Reflecting back on the situation, Haefer, who, like so many Anons, was caught off guard when the Feds came, concluded, “If I got raided again, I probably wouldn’t tell them I did it.” But she was still proud then, as she still is now, of her small contribution to defending rights.
Dozens of other individuals in the United States were interrogated in a similar fashion during roughly the same time period. A few people shared stories with each other or on forums soon after, but for the most part, no one had any insight into what had transpired. All the while, Anonymous kept rolling along with contributing to the hard work of ousting a regime. Throngs of Egyptians were descending on Tahrir Square in the first of the dynamic occupations that would eventually occur in Spain, then North America, and, eventually, Europe. The numbers were breathtaking. By January 31, the square held a reported 250,000 people. But the hopeful excitement was dampened by escalating violence. On the IRC channels, a number of Egyptians requested that Anonymous attack government and state-controlled media. They refused. Even though some groups of Anons were actively DDoSing government websites—a move that irked Telecomix—the general consensus, echoed in both IRC chats and publicly released statements, was to never attack the press (all pseudonyms have been changed):
<dr>: hello, as an Egyptian i request you to attack their media please !!! http://www.ahram.org.eg/ “http://www.algomhuria.net.eg/”http://www.algomhuria.net.eg/
<MS>: http://ahram.org.eg/ <--- the main newspaper have been talking about nothing but lebanon
<sudor>: guys trust me! it’s much more useful to bring down AHRAM.
ORG.EG
<Fr>: no media
<hat>: sudo, i argued that but its against policy to attack media even if it’s dictatorship regime owned
<at>: sudo, is the media you are talking about a part of the government?
<sudo>: YES IT IS at!
<tru>: no media
<kan>: guys, Egypt Loves you and prays for you
<Ter>: NO MEDIA
<Cyberp>: lrn2protect freedom of speech
<MS>: ahram is misleading media
<Ci>: Along with MCIT
<cru>: Thx, kanta.
<sudot>: ahram is govt owned
<Cyberp>: misleading media is media too
As part of their endeavors, Anons from AnonOps, members of marblecake, and Telecomix worked to make a stunningly detailed and well-illustrated pamphlet called “How to Protest Intelligently.”

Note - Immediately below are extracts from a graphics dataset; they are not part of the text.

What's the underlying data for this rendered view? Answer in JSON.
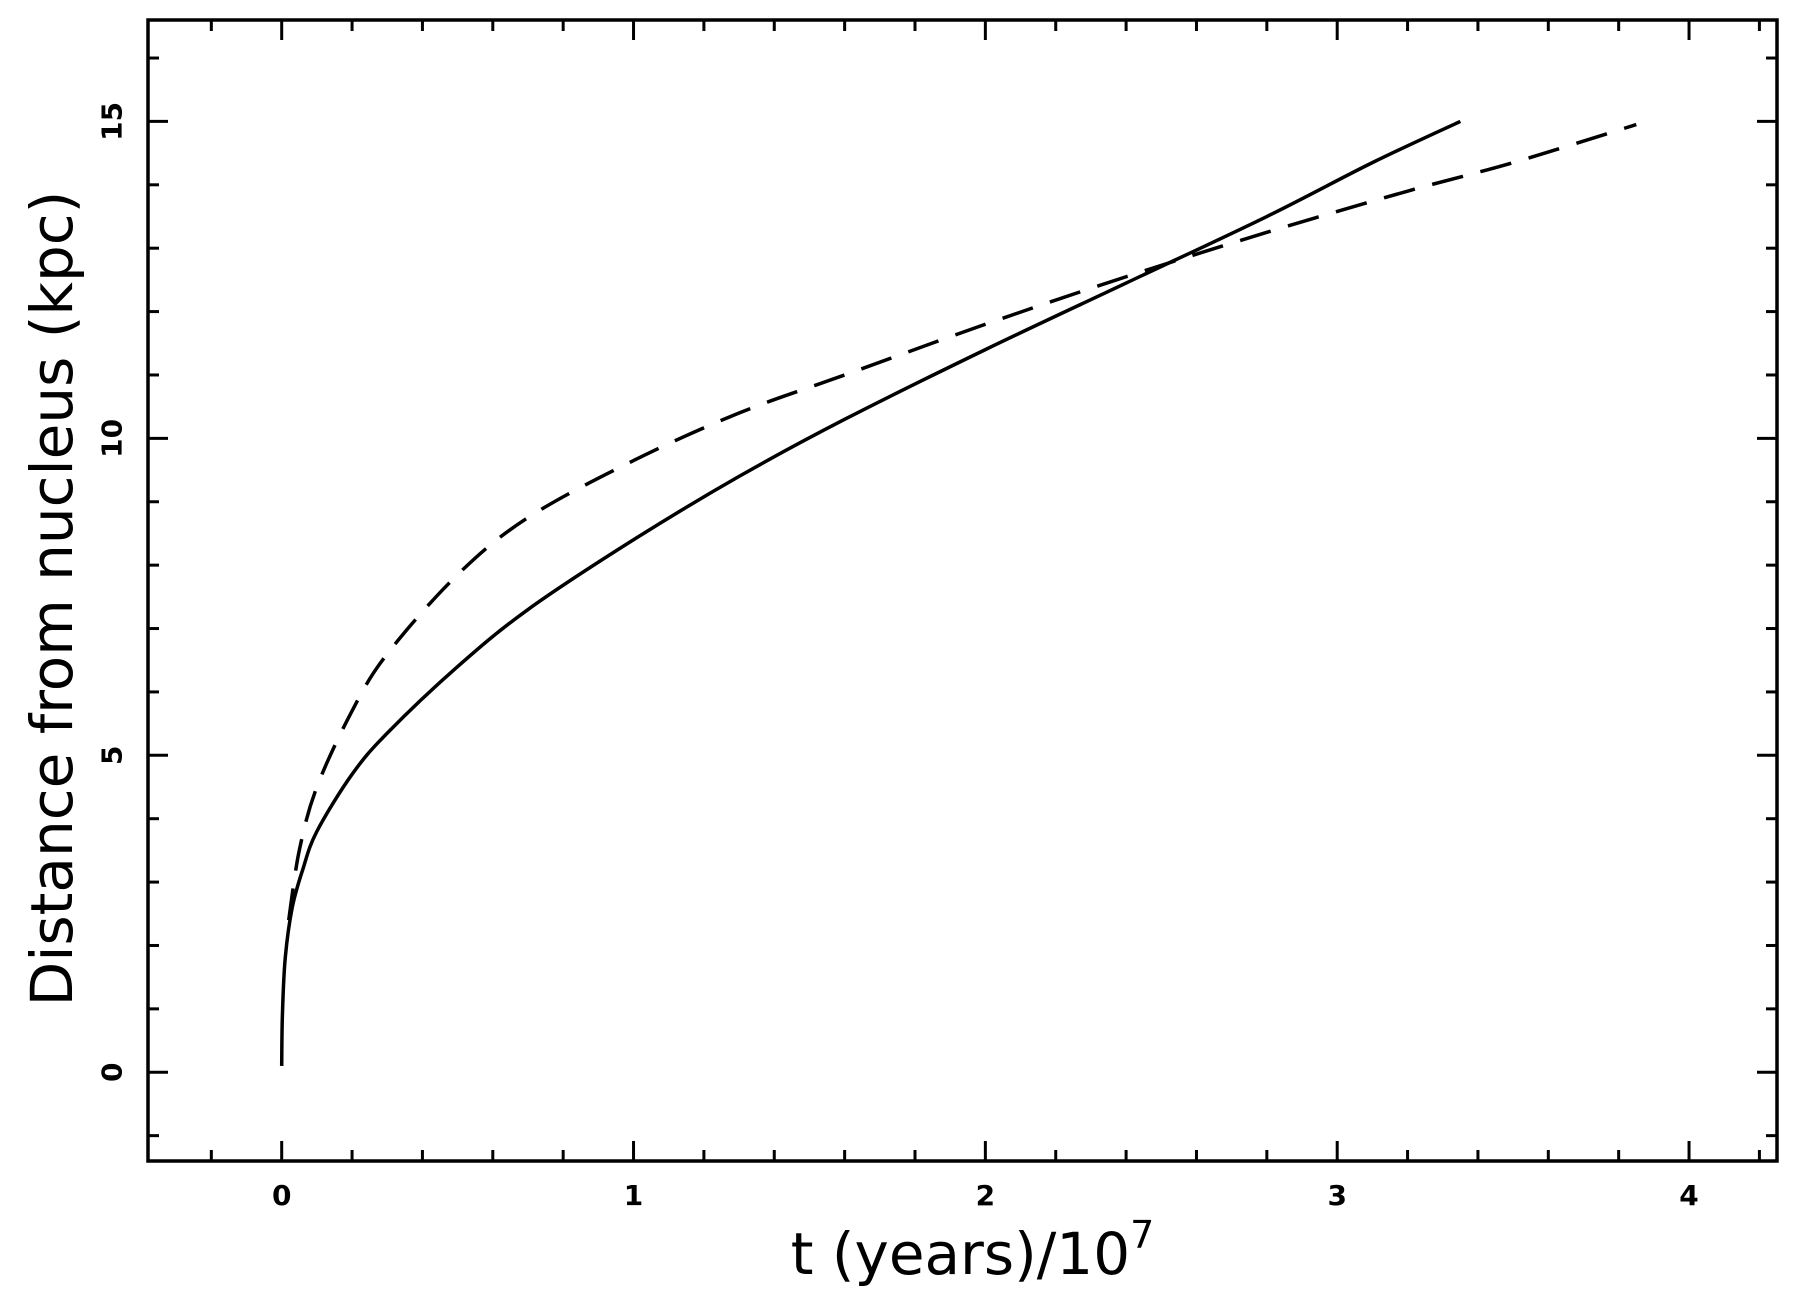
{
  "chart_data": {
    "type": "line",
    "xlabel": "t (years)/10",
    "xlabel_superscript": "7",
    "ylabel": "Distance from nucleus (kpc)",
    "xlim": [
      -0.38,
      4.25
    ],
    "ylim": [
      -1.4,
      16.6
    ],
    "x_ticks": [
      0,
      1,
      2,
      3,
      4
    ],
    "x_tick_labels": [
      "0",
      "1",
      "2",
      "3",
      "4"
    ],
    "x_minor_step": 0.2,
    "y_ticks": [
      0,
      5,
      10,
      15
    ],
    "y_tick_labels": [
      "0",
      "5",
      "10",
      "15"
    ],
    "y_minor_step": 1,
    "grid": false,
    "series": [
      {
        "style": "solid",
        "color": "#000000",
        "x": [
          0.0,
          0.002,
          0.01,
          0.03,
          0.06,
          0.1,
          0.2,
          0.3,
          0.5,
          0.7,
          1.0,
          1.3,
          1.6,
          2.0,
          2.4,
          2.8,
          3.1,
          3.35
        ],
        "y": [
          0.1,
          0.9,
          1.8,
          2.6,
          3.2,
          3.8,
          4.7,
          5.35,
          6.4,
          7.3,
          8.4,
          9.4,
          10.3,
          11.4,
          12.45,
          13.5,
          14.35,
          15.0
        ]
      },
      {
        "style": "dashed",
        "color": "#000000",
        "x": [
          0.02,
          0.05,
          0.1,
          0.2,
          0.3,
          0.5,
          0.7,
          1.0,
          1.3,
          1.6,
          2.0,
          2.4,
          2.8,
          3.2,
          3.5,
          3.85
        ],
        "y": [
          2.4,
          3.5,
          4.5,
          5.7,
          6.6,
          7.85,
          8.75,
          9.65,
          10.4,
          11.0,
          11.8,
          12.55,
          13.25,
          13.9,
          14.35,
          14.95
        ]
      }
    ]
  }
}
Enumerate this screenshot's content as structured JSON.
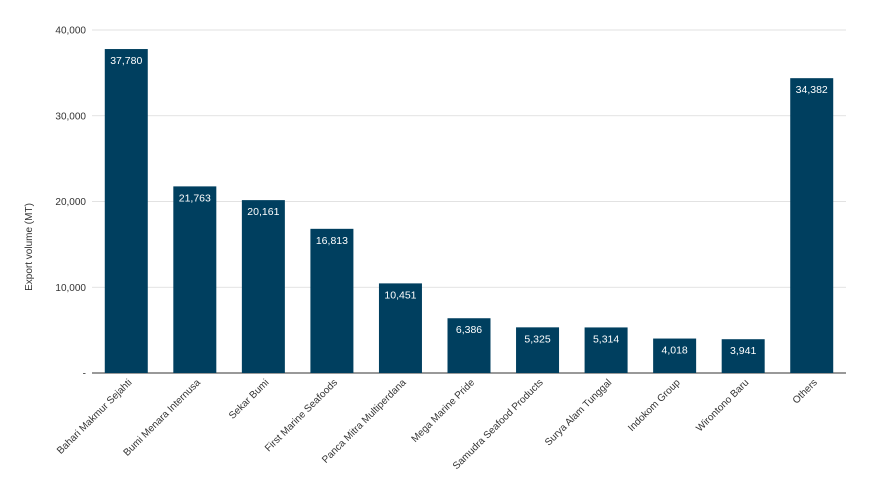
{
  "chart_data": {
    "type": "bar",
    "title": "",
    "xlabel": "",
    "ylabel": "Export volume (MT)",
    "ylim": [
      0,
      40000
    ],
    "yticks": [
      0,
      10000,
      20000,
      30000,
      40000
    ],
    "ytick_labels": [
      "-",
      "10,000",
      "20,000",
      "30,000",
      "40,000"
    ],
    "grid": true,
    "legend": "none",
    "categories": [
      "Bahari Makmur Sejahti",
      "Bumi Menara Internusa",
      "Sekar Bumi",
      "First Marine Seafoods",
      "Panca Mitra Multiperdana",
      "Mega Marine Pride",
      "Samudra Seafood Products",
      "Surya Alam Tunggal",
      "Indokom Group",
      "Wirontono Baru",
      "Others"
    ],
    "values": [
      37780,
      21763,
      20161,
      16813,
      10451,
      6386,
      5325,
      5314,
      4018,
      3941,
      34382
    ],
    "value_labels": [
      "37,780",
      "21,763",
      "20,161",
      "16,813",
      "10,451",
      "6,386",
      "5,325",
      "5,314",
      "4,018",
      "3,941",
      "34,382"
    ],
    "colors": {
      "bar": "#003f5f",
      "grid": "#d9d9d9",
      "axis": "#333333"
    }
  }
}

By the end of the month, it was as if AnonOps was acting more like a human rights advocacy group than a mass of lulz-drunk trolls. Its efforts tended away from unilateral actions and toward infrastructural support that might enable citizens to circumvent censors and evade electronic surveillance. They sent a care package composed of security tools, tactical advice, and encouragement, like this note, clarifying the limited role social media plays in such uprisings, even if they are touted by pundits as a “Twitter Revolution”: “This is *your* revolution. It will neither be Twittered nor televised or IRC’ed. You *must* hit the streets or you *will* loose the fight.”
While many Anons were invigorated by their ability to support the historic toppling of dictatorial regimes in the Middle East, for others, there could be no clearer evidence of the ascendancy of moralfaggotry. Indeed, by contributing to the Arab revolutions and their idealistic political ends, Anonymous had so transformed itself that it seemed as if, like AnonSnapple, the lulz had itself been banished. As it turns out, this was not the case. As the revolutions raged overseas, a small team of hackers took revenge against an American security researcher and his firm, and the lulz returned with a vengeance.